Date of this Version
Remote Sensing of Environment 123 (2012) 483–495; doi:10.1016/j.rse.2012.04.012
Validation is an important task in the development of satellite remote sensing products. Strategies for validation vary depending on the nature of the products. The validation process of the flood and standing water product (FSW) for the Geostationary Operational Environmental Satellite - R series (GOES-R) is presented in this paper. A major challenge in the validation of the FSW product is the lack of ground truth flood maps and similar reference products from other satellite systems and other sources.

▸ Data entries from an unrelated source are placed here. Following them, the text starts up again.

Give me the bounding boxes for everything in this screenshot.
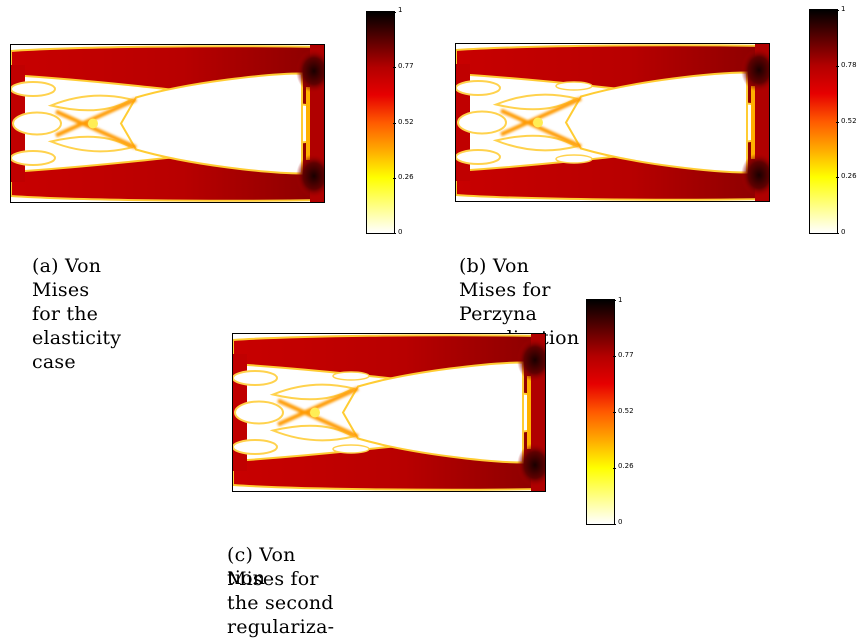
colorbar-tick: 1	[841, 5, 846, 13]
colorbar-tickmark	[836, 177, 839, 179]
stress-hotspot	[741, 48, 769, 92]
stress-plot-c	[232, 333, 546, 492]
figure-caption-c-line1: (c) Von Mises for the second regulariza-	[227, 544, 335, 638]
colorbar-tickmark	[836, 65, 839, 67]
diagonal-strut	[277, 386, 359, 439]
hole	[492, 134, 579, 152]
beam-stress-field	[456, 44, 769, 201]
right-vertical-bar	[306, 87, 311, 160]
colorbar-tick: 0	[841, 228, 846, 236]
colorbar-tickmark	[393, 67, 396, 69]
colorbar-tickmark	[613, 468, 616, 469]
colorbar-tick: 0.77	[398, 62, 414, 70]
hole	[11, 81, 56, 97]
colorbar-tick: 0.26	[618, 462, 634, 470]
stress-hotspot	[517, 338, 545, 382]
figure-caption-a: (a) Von Mises for the elasticity case	[32, 255, 122, 373]
colorbar-tick: 1	[398, 6, 403, 14]
colorbar-tick: 0.52	[841, 117, 857, 125]
stress-hotspot	[296, 154, 324, 198]
colorbar-tick: 0	[398, 228, 403, 236]
hole	[234, 400, 284, 425]
stress-hotspot	[517, 443, 545, 487]
hole	[269, 424, 356, 442]
colorbar-tickmark	[393, 177, 396, 179]
colorbar-tick: 0	[618, 518, 623, 526]
hole	[233, 439, 278, 455]
colorbar-tickmark	[836, 233, 839, 234]
colorbar-c	[586, 299, 616, 525]
colorbar-tickmark	[393, 12, 396, 13]
colorbar-tickmark	[836, 10, 839, 11]
beam-stress-field	[233, 334, 545, 491]
right-vertical-bar	[527, 376, 532, 449]
colorbar-tickmark	[393, 233, 396, 234]
hole	[332, 371, 370, 381]
hole	[233, 370, 278, 386]
figure-caption-c-line2: tion	[227, 567, 266, 589]
diagonal-strut	[500, 96, 582, 149]
right-vertical-bar	[751, 86, 756, 159]
colorbar-tick: 1	[618, 296, 623, 304]
colorbar-tick: 0.26	[841, 172, 857, 180]
colorbar-tickmark	[613, 524, 616, 525]
stress-hotspot	[296, 49, 324, 93]
hole	[332, 444, 370, 454]
diagonal-strut	[55, 97, 137, 150]
strut-joint	[310, 407, 320, 418]
colorbar-tickmark	[613, 300, 616, 301]
colorbar-tick: 0.52	[398, 118, 414, 126]
colorbar-tick: 0.77	[618, 351, 634, 359]
stress-hotspot	[741, 153, 769, 197]
central-void	[119, 72, 303, 175]
hole	[47, 135, 134, 153]
hole	[456, 149, 501, 165]
hole	[492, 93, 579, 111]
hole	[457, 110, 507, 135]
stress-plot-b	[455, 43, 770, 202]
central-void	[564, 71, 748, 174]
colorbar-tick: 0.78	[841, 61, 857, 69]
colorbar-tickmark	[613, 412, 616, 413]
hole	[555, 81, 593, 91]
colorbar-tick: 0.26	[398, 173, 414, 181]
beam-stress-field	[11, 45, 324, 202]
strut-joint	[533, 117, 543, 128]
colorbar-tickmark	[393, 122, 396, 124]
central-void	[341, 361, 524, 464]
stress-plot-a	[10, 44, 325, 203]
colorbar-tickmark	[836, 121, 839, 123]
hole	[12, 111, 62, 136]
colorbar-a	[366, 11, 396, 234]
hole	[456, 80, 501, 96]
colorbar-b	[809, 9, 839, 234]
hole	[47, 94, 134, 112]
colorbar-tick: 0.52	[618, 407, 634, 415]
hole	[555, 154, 593, 164]
hole	[269, 383, 356, 401]
hole	[11, 150, 56, 166]
strut-joint	[88, 118, 98, 129]
colorbar-tickmark	[613, 356, 616, 357]
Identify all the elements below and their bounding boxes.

To overcome this limitation, a two-level validation scheme for the FSW product is developed using the Moderate-resolution Imaging Spectroradiometer (MODIS) data as a proxy. In the first level, gauging station data collected by the U.S. Geological Survey (USGS) are employed as ground truth flood point information on local scales to verify the effectiveness of the proposed algorithm for flood detection. Gauging station data collected during 34 flood cases that occurred in 2010 and 2011 in the continental US were validated and assessed according to the rate of correct detection. Results showed that 79.71% of flooding stations were accurately detected from the MODIS 1 km images by the proposed FSW algorithm. In the second level of the validation, FSW detection results using the proposed algorithm were compared to the reference flood maps, which were generated by a supervised support vector machine (SVM) classification followed by human interpretation and editing. Flood detection accuracies for three major flood events occurred in Asia and Australia in 2010 were evaluated. Confusion matrices were employed as the accuracy measurement for the second level of the validation. Commission errors for the three flood cases were 6.75%, 13.45% and 21.45%, respectively. Omission errors of flood pixels varied between 9.58% and 19.61%. The validation results suggest that the employed FSW algorithm is capable of producing flood and standing water maps in an operational environment, and it meets the required accuracy and execution time of the product.